Si en France les politiques actives en faveur des jeunes et des chômeurs de longue durée sont au centre du débat politique, la question du ciblage des politiques d’emploi en faveur des salariés touchés par les restructurations, constitue également un enjeu important. En janvier 2003 en France, seulement 15% des salariés licenciés occupent un emploi stable un an après, 60% sont encore au chômage, et 15% occupent un emploi précaire, et 10% sont en préretraite ou en formation. Différents dispositifs publics d’accompagnement des restructurations ont été mis en place en particulier dans les années 1980 5 . En 1987, la France s’est dotée d’un dispositif d’aide à la réinsertion des licenciés économiques, les conventions de conversion. Avec 74% des personnes entrées dans un dispositif d’accompagnement, les conventions de conversion représentent la mesure la plus importante en termes d’adhérents. Ciblé sur un groupe d’individus identifié en tant que population à risque en termes de reclassement (salariés ayant au moins deux ans d’ancienneté et moins de 57 ans), ce programme permet de garantir le revenu des salariés licenciés tout en proposant des aides à la recherche d’emploi et des formations. Le dispositif français des conventions de conversion a été supprimé dans le cadre de la mise en place du Plan d’Aide au Retour à l’emploi (PARE) le 1er juillet 2001 6 . Si nous disposons aujourd’hui, pour le cas français, d’un ensemble de travaux notamment économétriques très complets relatifs à l’évaluation des effets des passages par des emplois aidés sur le devenir des jeunes chômeurs bénéficiaires (Bonnal, Fougère et Sérandon, 1997, Magnac, 1997, Brodaty, Crépon et Fougère, 2001, 2002a), nous manquons d’études statistiques consacrées à l’efficacité des dispositifs de réinsertion des licenciés économiques 7 .

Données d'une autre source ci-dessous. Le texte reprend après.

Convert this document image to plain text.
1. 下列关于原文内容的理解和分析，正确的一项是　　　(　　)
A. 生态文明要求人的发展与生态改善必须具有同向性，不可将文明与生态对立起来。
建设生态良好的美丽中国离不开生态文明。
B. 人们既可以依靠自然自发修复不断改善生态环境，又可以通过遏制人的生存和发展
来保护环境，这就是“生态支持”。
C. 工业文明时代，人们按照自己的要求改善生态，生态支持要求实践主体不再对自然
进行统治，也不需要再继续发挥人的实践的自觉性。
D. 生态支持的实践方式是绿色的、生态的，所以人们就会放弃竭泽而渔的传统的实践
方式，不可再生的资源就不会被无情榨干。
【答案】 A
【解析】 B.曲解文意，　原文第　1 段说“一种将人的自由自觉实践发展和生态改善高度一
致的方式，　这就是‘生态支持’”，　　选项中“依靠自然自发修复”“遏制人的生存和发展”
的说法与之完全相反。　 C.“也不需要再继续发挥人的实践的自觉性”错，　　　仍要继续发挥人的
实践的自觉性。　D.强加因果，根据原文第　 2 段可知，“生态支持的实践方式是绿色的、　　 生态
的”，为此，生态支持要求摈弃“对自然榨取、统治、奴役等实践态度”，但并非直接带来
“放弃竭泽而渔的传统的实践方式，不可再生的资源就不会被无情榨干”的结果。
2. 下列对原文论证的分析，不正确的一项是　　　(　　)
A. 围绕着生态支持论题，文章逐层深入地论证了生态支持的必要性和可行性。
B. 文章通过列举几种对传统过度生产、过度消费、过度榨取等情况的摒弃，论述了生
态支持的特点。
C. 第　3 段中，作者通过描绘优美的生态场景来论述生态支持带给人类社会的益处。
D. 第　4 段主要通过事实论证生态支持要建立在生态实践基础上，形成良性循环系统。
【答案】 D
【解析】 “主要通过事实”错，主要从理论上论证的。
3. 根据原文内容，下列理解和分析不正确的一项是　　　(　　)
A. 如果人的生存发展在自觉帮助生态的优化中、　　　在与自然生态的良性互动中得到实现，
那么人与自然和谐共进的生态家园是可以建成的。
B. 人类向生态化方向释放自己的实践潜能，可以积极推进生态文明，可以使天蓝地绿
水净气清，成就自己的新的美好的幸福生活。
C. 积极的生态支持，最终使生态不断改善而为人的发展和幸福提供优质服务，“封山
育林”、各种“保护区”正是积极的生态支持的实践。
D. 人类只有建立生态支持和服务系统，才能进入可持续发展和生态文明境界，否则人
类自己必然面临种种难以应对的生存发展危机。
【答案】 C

L’objet de cette thèse est d’évaluer une politique active d’emploi sur les trajectoires individuelles des licenciés économiques sur le marché du travail français : les conventions de conversion. L’évaluation portera notamment sur la pertinence du ciblage des politiques actives sur les catégories de chômeurs les plus désavantagées sur le marché du travail, telles que les licenciés économiques. Cette mesure préfigure le PARE 8 et le Plan d’Aide Personnalisé (PAP) 9 par plusieurs aspects : incitation financière, suivi individualisé dès le début de la période de chômage et possibilité renforcée d’accéder à des programmes de formation. De ce point de vue, les enseignements que l’on peut tirer de l’analyse des conventions de conversion sont d’une grande utilité au moment de la montée en force du PARE. De manière générale, l’étude des conventions de conversion est informative en termes de public ciblé, de durée du programme, de participation et en termes de signal sur le marché du travail.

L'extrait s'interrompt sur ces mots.